I’m trying to make it so that when you shoot a character mesh, the spot that you shot receives a kind of bullet-hole decal, except as a blood hole. Assuming there is a way to get that precise location of impact, how would I put a decal onto such a complex piece of geometry?
I am new to 3D, and when I try experimenting with a decal in 3D, it stretches weirdly across the mesh instead of placing the small, unstretched image onto one of the surfaces of the mesh.
What I’m going for is similar to Hitman 3 where shooting a dead body puts a bloody bullet hole into the corpse where you shot, except with low poly characters. I found resources for putting decals onto simple geometry like walls, but not a character mesh.
you can’t. Decals are projected. you can do it, but there is no way to differentiate the visual layer, you can’t stick it to the UV, so it will look like a projection.
you can sort of make it work by sticking it to a node copying the transforms of the bone, you need hitboxes for this. but the visual layers problem will be there, because the mesh belongs to a single visual layer, so it will look wrong if the character moves too much.
in some games, decals can be placed relative to the UV through a shader, but this also requires a special UV wrapping to prevent cutting of a decal and it’s more advanced.
you can use custom textures for different impact areas. you need a texture with the hole in different (most important) areas like the chest or the head, then you can create different materials and switch the material.
at this point you can also use different meshes for the same effect, this is done for destruction in games like call of duty and fallout 3.
What exactly do you mean by having hitboxes? While I will probably skip blood decals for now, one thing I wanted to be sure of was spawning a particle emitter that creates a linear “hose” of blood squirting out from whatever point you shot, which may be a similar effect to this decal but actually possible.
Would loading different materials be processor heavy? They are low poly characters with 1024x1024 textures, and I assume I would need multiple to account for different scenarios (eg chest, chest and back, chest and head, etc).
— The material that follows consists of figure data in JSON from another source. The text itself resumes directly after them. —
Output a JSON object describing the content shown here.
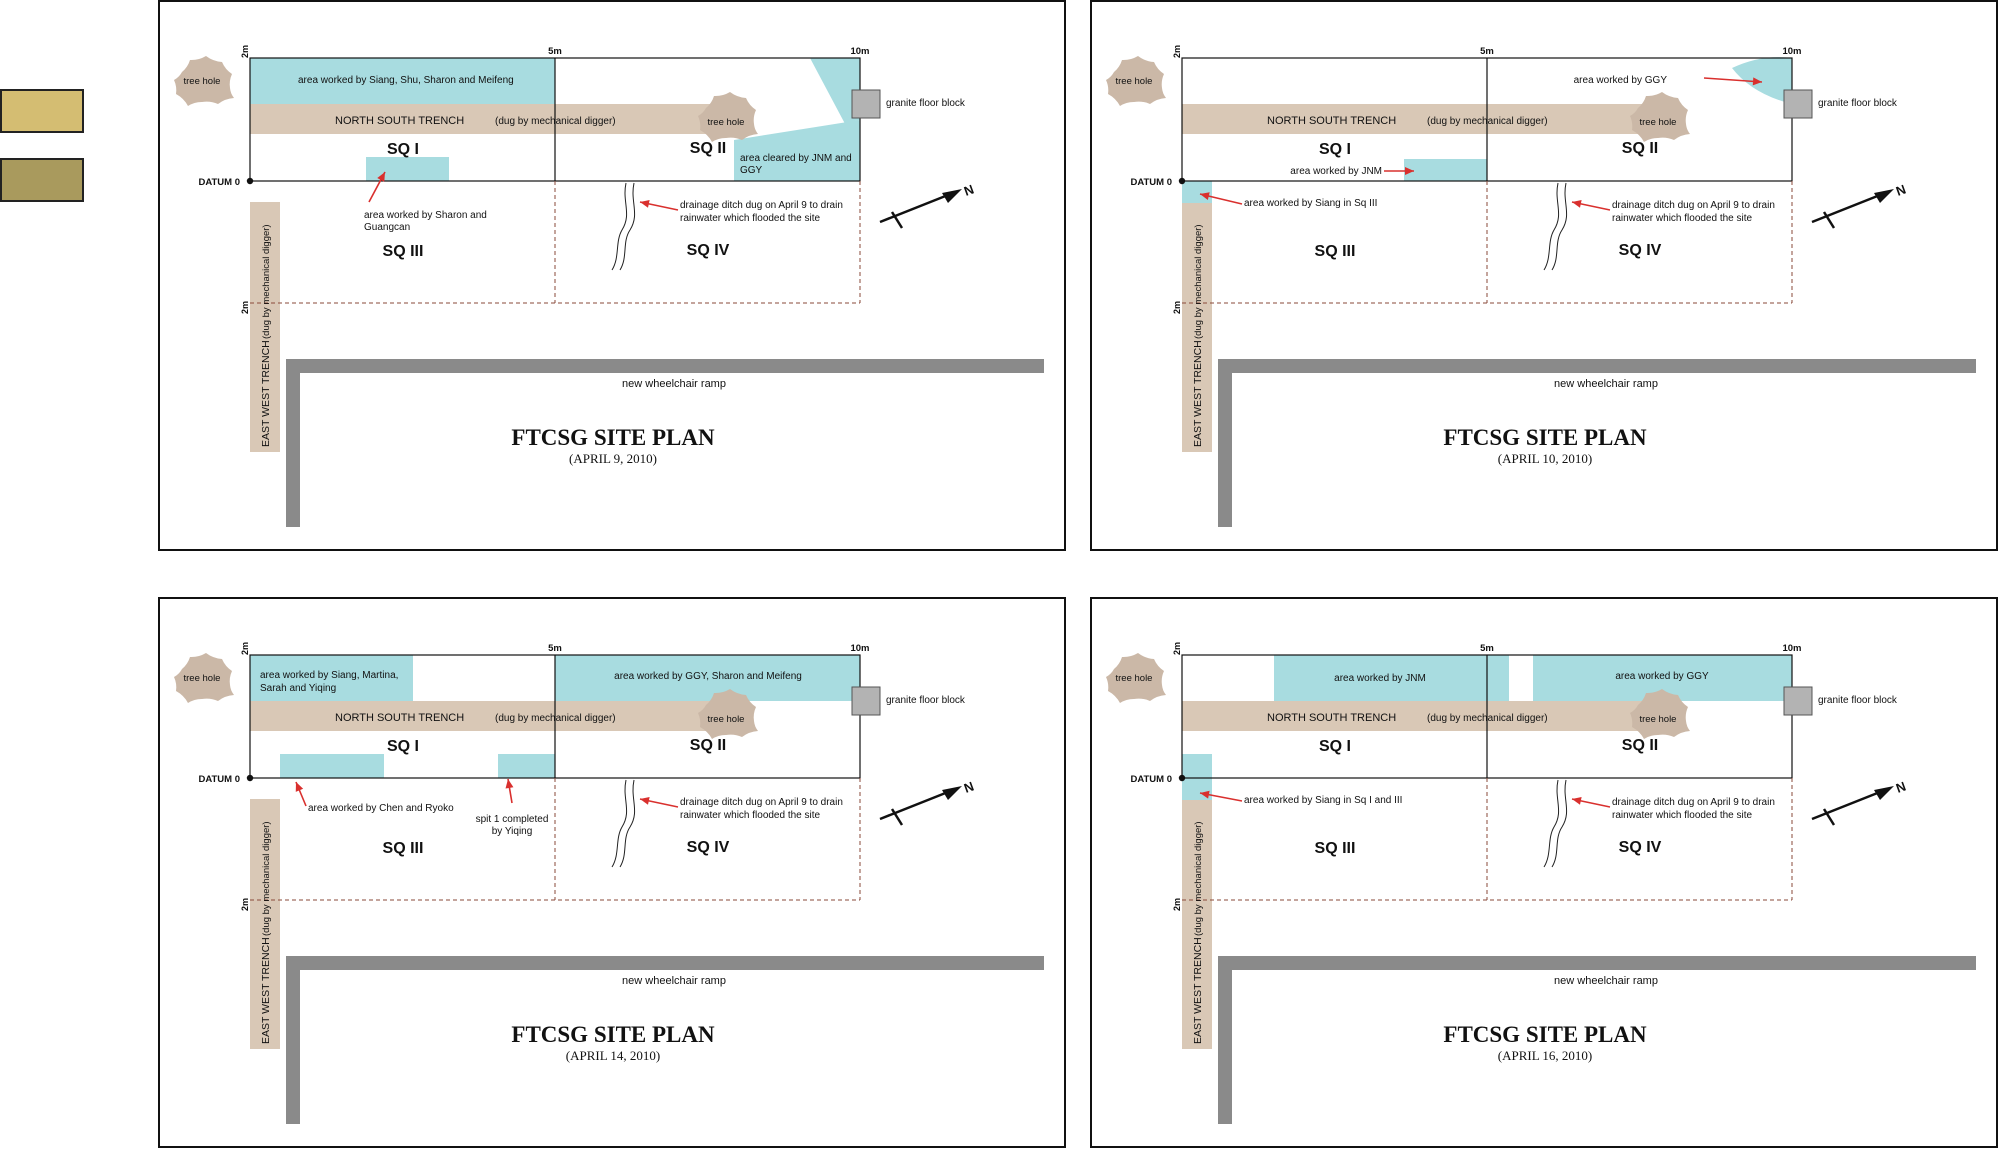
{
  "legend": {
    "swatch_colors": [
      "#d4bd72",
      "#a99a5d"
    ]
  },
  "colors": {
    "trench": "#d9c8b6",
    "worked": "#a8dce0",
    "tree": "#cbb8a7",
    "ramp": "#8a8a8a",
    "arrow": "#d9302e",
    "block": "#b3b3b3",
    "frame": "#111111"
  },
  "common": {
    "title": "FTCSG SITE PLAN",
    "scale_0": "2m",
    "scale_5": "5m",
    "scale_10": "10m",
    "scale_2m_left": "2m",
    "scale_2m_low": "2m",
    "datum": "DATUM 0",
    "tree_hole_left": "tree hole",
    "tree_hole_sq2": "tree hole",
    "granite": "granite floor block",
    "north_south_trench": "NORTH SOUTH TRENCH",
    "north_south_note": "(dug by mechanical digger)",
    "east_west_trench": "EAST WEST TRENCH",
    "east_west_note": "(dug by mechanical digger)",
    "sq1": "SQ I",
    "sq2": "SQ II",
    "sq3": "SQ III",
    "sq4": "SQ IV",
    "ditch_line1": "drainage ditch dug on April 9 to drain",
    "ditch_line2": "rainwater which flooded the site",
    "ramp": "new wheelchair ramp",
    "north": "N"
  },
  "panels": [
    {
      "date": "(APRIL 9, 2010)",
      "notes": [
        "area worked by Siang, Shu, Sharon and Meifeng",
        "area cleared by JNM and",
        "GGY",
        "area worked by Sharon and",
        "Guangcan"
      ]
    },
    {
      "date": "(APRIL 10, 2010)",
      "notes": [
        "area worked by GGY",
        "area worked by JNM",
        "area worked by Siang in Sq III"
      ]
    },
    {
      "date": "(APRIL 14, 2010)",
      "notes": [
        "area worked by Siang, Martina,",
        "Sarah and Yiqing",
        "area worked by GGY, Sharon and Meifeng",
        "area worked by Chen and Ryoko",
        "spit 1 completed",
        "by Yiqing"
      ]
    },
    {
      "date": "(APRIL 16, 2010)",
      "notes": [
        "area worked by JNM",
        "area worked by GGY",
        "area worked by Siang in Sq I and III"
      ]
    }
  ]
}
I might consider hiring someone later on to make a plugin that would allow for texture alteration, since I am trying to have dynamic character destruction be a focus of the game.
When a model is textured, each triangle in the mesh has UV coordinates for its corners, and those UV coordinates map to locations in the texture. You can stretch a small amount of texture over a large triangle or a large swathe of texture over a very small triangle. Good modellers will use this to put detail in places that need it, so often a lot of texture space is faces, for example.
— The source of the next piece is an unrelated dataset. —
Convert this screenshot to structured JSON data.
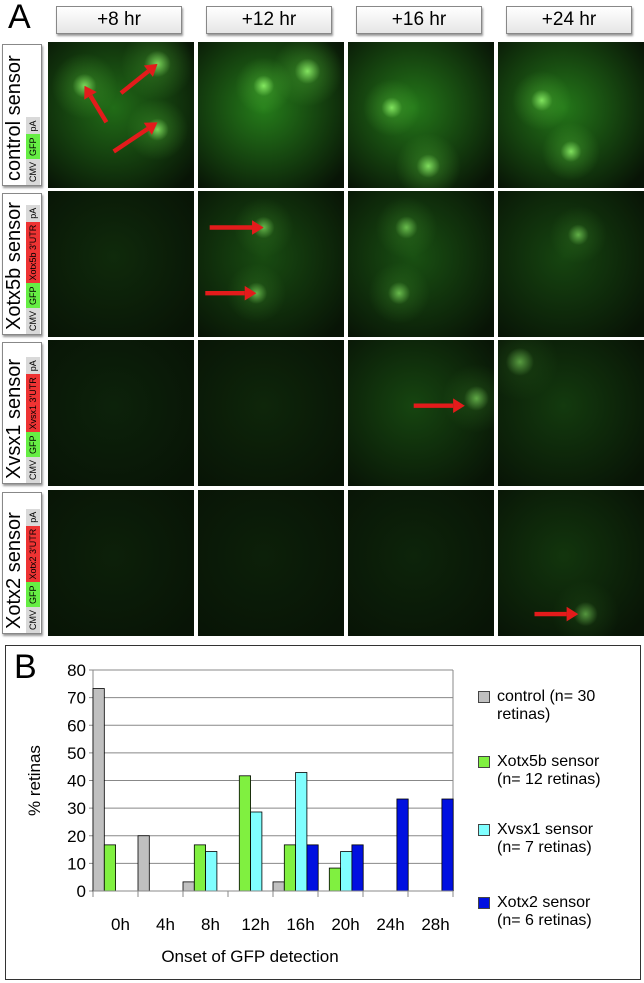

The problem with this approach is, if you want to do something like this with bullets, the low detail areas look bad. If your models are custom (or can be customized), maybe ask your artist if they can make the texture size (roughly) uniform across the model.
If I was going to do this kind of thing, my temptation would be:
get models that are textured as uniformly as possible, so the surface area to texel ratio is as constant as can be managed
multitexture; have a damage texture in addition to the regular texture
try to get all the models textured the same way, so that (for example) the left leg is the same texture locations on every model, so looking up where to scribble on the damage textures is as simple as possible
BoneAttachment3D or some custom SkeletonModifier
that will get the transform of the bone, then add an Area3D as child of this.
when the Area3D detects a hit, it tells the player, and then you spawn something as child of that Area3D or BoneAttachment3D, that way it will move with the bone.
try to use few, for the most important areas like the chest, the head, 2 for each arm, 2 for each leg, maybe a few more for the spine and pelvis.
that is far easier than a decal.
switching a material is not.
the more materials a mesh has, the least efficient, if you can keep it to one material per mesh or even 2 or 3 it should be fine.
yes.
switching meshes is easy if you model the character with different variations and the same skeleton, in godot you can delete a meshintance3D and instantiate a different one from a scene and it will work with the skeleton. then you need gibs (look up alien vs predator 2 and fallout 3).
blood marks on different parts could be achieved with multiple textures that are layered on top of each other.
godot does not support switching textures during game tho, so these will have to be part of the material at almost all times. you can have a damaged version and an intact version for better performance.
for adding holes on a texture, that would however require a Texture2DRID, which needs a Vulkan shader, and those are hard to code.